The ship usually operates in at least two languages: English and, depending on the nationality of the bulk of remaining passengers, German, French or Norwegian. All P.A. announcements are given in English and at least one other language, and most lectures are also presented, in separate rooms, in two languages. The majority of the European passengers speak at least a little English in addition to their first language.


There is a non-tipping policy on all ships. However, if you feel that individual crew or staff members should be rewarded for providing exceptional service, tipping is at your discretion.

Our recommendation

Very enjoyable cruise, great food, limited entertainment and only one main restaurant.

Note: if you use a credit card, they do ‘hold’ a deposit on the card, in addition to ‘charging’ your room bill at the end.
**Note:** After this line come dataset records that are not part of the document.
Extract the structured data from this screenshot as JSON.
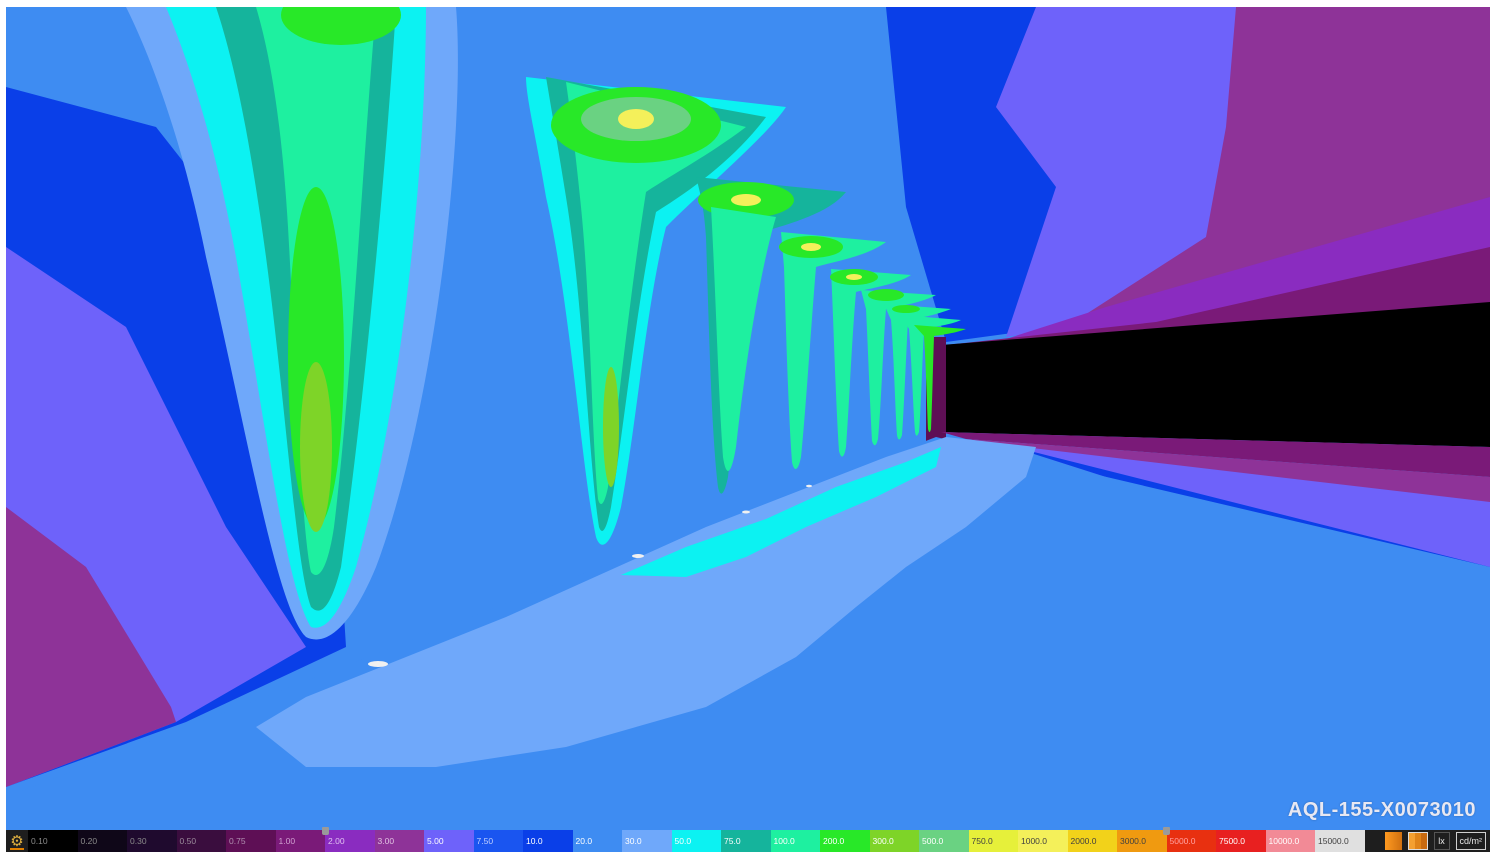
{
  "view": {
    "label": "AQL-155-X0073010"
  },
  "legend": {
    "steps": [
      {
        "value": "0.10",
        "color": "#000000",
        "text_color": "#8a8a8a"
      },
      {
        "value": "0.20",
        "color": "#0f0718",
        "text_color": "#8a8a8a"
      },
      {
        "value": "0.30",
        "color": "#1f0a2e",
        "text_color": "#8a8a8a"
      },
      {
        "value": "0.50",
        "color": "#3a0d3e",
        "text_color": "#9a8a9a"
      },
      {
        "value": "0.75",
        "color": "#5e0f55",
        "text_color": "#b090b0"
      },
      {
        "value": "1.00",
        "color": "#7a1a78",
        "text_color": "#d0a0d0"
      },
      {
        "value": "2.00",
        "color": "#8a2cc0",
        "text_color": "#e0c0f0"
      },
      {
        "value": "3.00",
        "color": "#8e3398",
        "text_color": "#e0c0e0"
      },
      {
        "value": "5.00",
        "color": "#6e62fa",
        "text_color": "#ffffff"
      },
      {
        "value": "7.50",
        "color": "#1a55f0",
        "text_color": "#c0d0ff"
      },
      {
        "value": "10.0",
        "color": "#0a3fe8",
        "text_color": "#ffffff"
      },
      {
        "value": "20.0",
        "color": "#3e8cf2",
        "text_color": "#ffffff"
      },
      {
        "value": "30.0",
        "color": "#6fa8fa",
        "text_color": "#ffffff"
      },
      {
        "value": "50.0",
        "color": "#0cf2f2",
        "text_color": "#ffffff"
      },
      {
        "value": "75.0",
        "color": "#15b49c",
        "text_color": "#ffffff"
      },
      {
        "value": "100.0",
        "color": "#1ef0a0",
        "text_color": "#ffffff"
      },
      {
        "value": "200.0",
        "color": "#28e828",
        "text_color": "#ffffff"
      },
      {
        "value": "300.0",
        "color": "#7ed428",
        "text_color": "#ffffff"
      },
      {
        "value": "500.0",
        "color": "#6ad282",
        "text_color": "#ffffff"
      },
      {
        "value": "750.0",
        "color": "#e6f03a",
        "text_color": "#404040"
      },
      {
        "value": "1000.0",
        "color": "#f4f05a",
        "text_color": "#404040"
      },
      {
        "value": "2000.0",
        "color": "#f2d21a",
        "text_color": "#404040"
      },
      {
        "value": "3000.0",
        "color": "#f09a10",
        "text_color": "#404040"
      },
      {
        "value": "5000.0",
        "color": "#e83010",
        "text_color": "#ffa0a0"
      },
      {
        "value": "7500.0",
        "color": "#e82020",
        "text_color": "#ffffff"
      },
      {
        "value": "10000.0",
        "color": "#f28a96",
        "text_color": "#ffffff"
      },
      {
        "value": "15000.0",
        "color": "#e0e0e0",
        "text_color": "#404040"
      }
    ],
    "lower_handle_value": "1.00",
    "upper_handle_value": "3000.0",
    "units": [
      {
        "label": "lx",
        "active": false
      },
      {
        "label": "cd/m²",
        "active": true
      }
    ]
  }
}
So make sure you have sufficient funds, as it takes 10 working days to clear the holding deposit.

Cabins were small, but comfortable. No tea / coffee making facilities in the room. The coffee onboard I found horrible, so take your own if you are a fussy coffee drinker. The water onboard is drinkable.

If you are not a big fish eater, do make the restaurant manager aware, as most dinners were ‘set’ menu’s, and they will serve you alternative options to fish.

Take sea-sick tablets or wrist bands.

The ship is a ‘working’ ship ie. ferry. So it carries locals/cargo between ports.

It only got ‘light’ after 10am in the morning, and it was dark again by 3pm. The days are very short.

We were lucky enough to see the Northern Lights, three nights in a row! We found the best place to view them was on deck 6.